Isaiah 30:22 - Albert Barnes' Notes on the Bible

Bible Comments

Ye shall defile also - That is, you shall regard them as polluted and abominable. This is language which is often used respecting their treatment of the images and altars of idolatry when they became objects of abomination, and when they were induced to abandon them (see 2 Kings 23:8, 2 Kings 23:10, 2 Kings 23:16). It is not improbable that before destroying them they would express their abhorrence of them by some act of polluting or defiling them, as significant of their contempt for the objects of degraded idolatry (see the note at Isaiah 2:20). The sense of the whole passage is, that the effect of the judgments which God was about to bring upon the nation would be, to turn them from idolatry, to which as a nation they had been signally prone.

The covering - The images of idols were usually made of wood or clay, and overlaid with gold. That gold and silver were used “to plate” them is apparent from Deuteronomy 7:25; and the whole process of making them from wood, and then of overlaying them with plates of gold and silver is described with graphic power and severity of irony in Isaiah 40:19-20; Isaiah 41:6-7.

Thy graven images of silver - Margin, ‘The graven images of thy silver.’ Probably the construction in the text is correct, as meaning that the images were not made of entire silver, but of wood or clay, plated with silver.

And the ornament - The golden plates or the covering of the images.

Thy molten images - The word ‘molten’ refers to those which were made by “casting” (see the notes at Isaiah 40:19-20).

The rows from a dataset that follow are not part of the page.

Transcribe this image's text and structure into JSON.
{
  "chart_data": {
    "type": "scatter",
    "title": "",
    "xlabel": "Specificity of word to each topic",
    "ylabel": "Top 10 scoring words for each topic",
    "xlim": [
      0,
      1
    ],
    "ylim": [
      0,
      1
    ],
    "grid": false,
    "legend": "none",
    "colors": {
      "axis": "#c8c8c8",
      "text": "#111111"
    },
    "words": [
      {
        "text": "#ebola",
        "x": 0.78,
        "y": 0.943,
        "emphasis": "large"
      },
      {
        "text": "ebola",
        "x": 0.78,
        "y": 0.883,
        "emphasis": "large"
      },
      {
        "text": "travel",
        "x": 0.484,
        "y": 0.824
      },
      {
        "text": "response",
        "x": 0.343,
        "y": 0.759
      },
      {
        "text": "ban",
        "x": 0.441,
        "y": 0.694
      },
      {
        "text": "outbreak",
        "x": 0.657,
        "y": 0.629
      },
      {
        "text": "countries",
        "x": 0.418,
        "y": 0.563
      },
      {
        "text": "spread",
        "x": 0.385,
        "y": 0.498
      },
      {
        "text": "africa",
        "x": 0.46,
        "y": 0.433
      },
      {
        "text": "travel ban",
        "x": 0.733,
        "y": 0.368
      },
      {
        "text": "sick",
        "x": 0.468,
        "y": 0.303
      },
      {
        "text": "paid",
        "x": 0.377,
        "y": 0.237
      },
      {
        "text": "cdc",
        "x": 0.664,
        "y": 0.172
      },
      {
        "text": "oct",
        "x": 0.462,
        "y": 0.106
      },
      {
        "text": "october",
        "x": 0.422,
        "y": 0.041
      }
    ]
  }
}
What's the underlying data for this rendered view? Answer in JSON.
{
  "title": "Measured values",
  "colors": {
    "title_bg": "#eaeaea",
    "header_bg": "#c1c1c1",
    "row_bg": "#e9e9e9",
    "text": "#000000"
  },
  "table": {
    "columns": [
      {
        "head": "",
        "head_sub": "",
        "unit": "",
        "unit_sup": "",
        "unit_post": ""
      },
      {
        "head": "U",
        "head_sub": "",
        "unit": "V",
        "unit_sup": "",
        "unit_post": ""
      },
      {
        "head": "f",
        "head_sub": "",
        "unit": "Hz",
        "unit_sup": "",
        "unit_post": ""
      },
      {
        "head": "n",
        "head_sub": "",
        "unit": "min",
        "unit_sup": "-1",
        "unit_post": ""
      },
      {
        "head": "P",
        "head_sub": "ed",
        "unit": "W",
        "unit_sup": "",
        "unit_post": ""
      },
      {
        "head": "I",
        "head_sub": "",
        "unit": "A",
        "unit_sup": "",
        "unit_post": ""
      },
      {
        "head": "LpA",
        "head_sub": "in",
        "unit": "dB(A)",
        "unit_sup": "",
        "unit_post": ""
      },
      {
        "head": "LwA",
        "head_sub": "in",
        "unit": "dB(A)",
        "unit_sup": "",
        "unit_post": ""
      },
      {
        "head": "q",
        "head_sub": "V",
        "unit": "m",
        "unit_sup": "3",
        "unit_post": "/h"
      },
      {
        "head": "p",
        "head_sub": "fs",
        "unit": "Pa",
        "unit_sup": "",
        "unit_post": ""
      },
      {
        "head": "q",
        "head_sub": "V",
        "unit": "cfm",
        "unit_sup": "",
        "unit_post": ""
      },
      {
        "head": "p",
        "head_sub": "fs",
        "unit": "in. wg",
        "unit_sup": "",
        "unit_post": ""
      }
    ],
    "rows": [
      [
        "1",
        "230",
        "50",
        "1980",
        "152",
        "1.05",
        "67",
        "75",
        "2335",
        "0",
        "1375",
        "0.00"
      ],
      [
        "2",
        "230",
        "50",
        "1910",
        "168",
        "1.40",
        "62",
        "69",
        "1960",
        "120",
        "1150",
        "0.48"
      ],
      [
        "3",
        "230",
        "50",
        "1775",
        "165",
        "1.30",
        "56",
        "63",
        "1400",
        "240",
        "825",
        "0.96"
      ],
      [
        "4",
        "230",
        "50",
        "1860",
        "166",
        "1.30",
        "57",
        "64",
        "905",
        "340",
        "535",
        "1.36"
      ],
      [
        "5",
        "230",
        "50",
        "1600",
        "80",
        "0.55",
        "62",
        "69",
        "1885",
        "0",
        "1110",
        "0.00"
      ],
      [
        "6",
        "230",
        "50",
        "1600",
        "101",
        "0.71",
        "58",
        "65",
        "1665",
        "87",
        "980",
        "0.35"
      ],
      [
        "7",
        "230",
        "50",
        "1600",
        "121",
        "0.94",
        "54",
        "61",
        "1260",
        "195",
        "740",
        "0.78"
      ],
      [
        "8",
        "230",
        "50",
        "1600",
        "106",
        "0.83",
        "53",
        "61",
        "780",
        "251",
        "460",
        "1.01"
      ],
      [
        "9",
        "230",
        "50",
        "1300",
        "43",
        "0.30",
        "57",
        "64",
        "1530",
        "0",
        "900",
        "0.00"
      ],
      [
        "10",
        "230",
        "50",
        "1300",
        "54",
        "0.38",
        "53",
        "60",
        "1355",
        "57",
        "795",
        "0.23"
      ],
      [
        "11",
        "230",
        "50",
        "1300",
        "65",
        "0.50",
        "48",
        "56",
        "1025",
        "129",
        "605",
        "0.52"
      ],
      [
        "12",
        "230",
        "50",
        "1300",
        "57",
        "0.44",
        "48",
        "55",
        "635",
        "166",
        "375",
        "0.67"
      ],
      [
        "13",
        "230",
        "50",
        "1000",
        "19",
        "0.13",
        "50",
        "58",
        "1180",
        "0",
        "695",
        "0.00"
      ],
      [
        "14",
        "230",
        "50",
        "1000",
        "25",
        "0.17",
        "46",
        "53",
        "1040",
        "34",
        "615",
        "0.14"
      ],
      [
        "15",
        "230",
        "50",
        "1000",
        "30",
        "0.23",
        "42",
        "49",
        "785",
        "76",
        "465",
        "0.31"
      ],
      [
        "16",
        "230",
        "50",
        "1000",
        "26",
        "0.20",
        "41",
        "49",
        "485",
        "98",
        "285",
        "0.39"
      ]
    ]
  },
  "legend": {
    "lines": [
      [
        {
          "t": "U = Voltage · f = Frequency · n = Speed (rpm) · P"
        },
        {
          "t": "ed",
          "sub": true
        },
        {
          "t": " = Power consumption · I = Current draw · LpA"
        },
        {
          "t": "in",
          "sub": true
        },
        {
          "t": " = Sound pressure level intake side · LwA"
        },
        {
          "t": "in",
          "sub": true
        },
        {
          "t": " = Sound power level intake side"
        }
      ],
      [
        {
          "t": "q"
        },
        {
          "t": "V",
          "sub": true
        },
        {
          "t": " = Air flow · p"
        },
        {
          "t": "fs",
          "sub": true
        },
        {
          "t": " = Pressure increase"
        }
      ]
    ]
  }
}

Thou shalt cast them away - (see the note at Isaiah 2:20). This would be in accordance with the express direction of Moses; Deuteronomy 7:25 : ‘The graven images of their gods shall ye burn with fire; thou shalt not desire the silver or gold that is on them, nor take it unto thee, lest thou be snared therein, for it is an abomination unto the Lord thy God.’

Isaiah 30:22

22 Ye shall defile also the covering of thy graven images of silver, and the ornament of thy molten images of gold: thou shalt cast them away as a menstruous cloth; thou shalt say unto it, Get thee hence.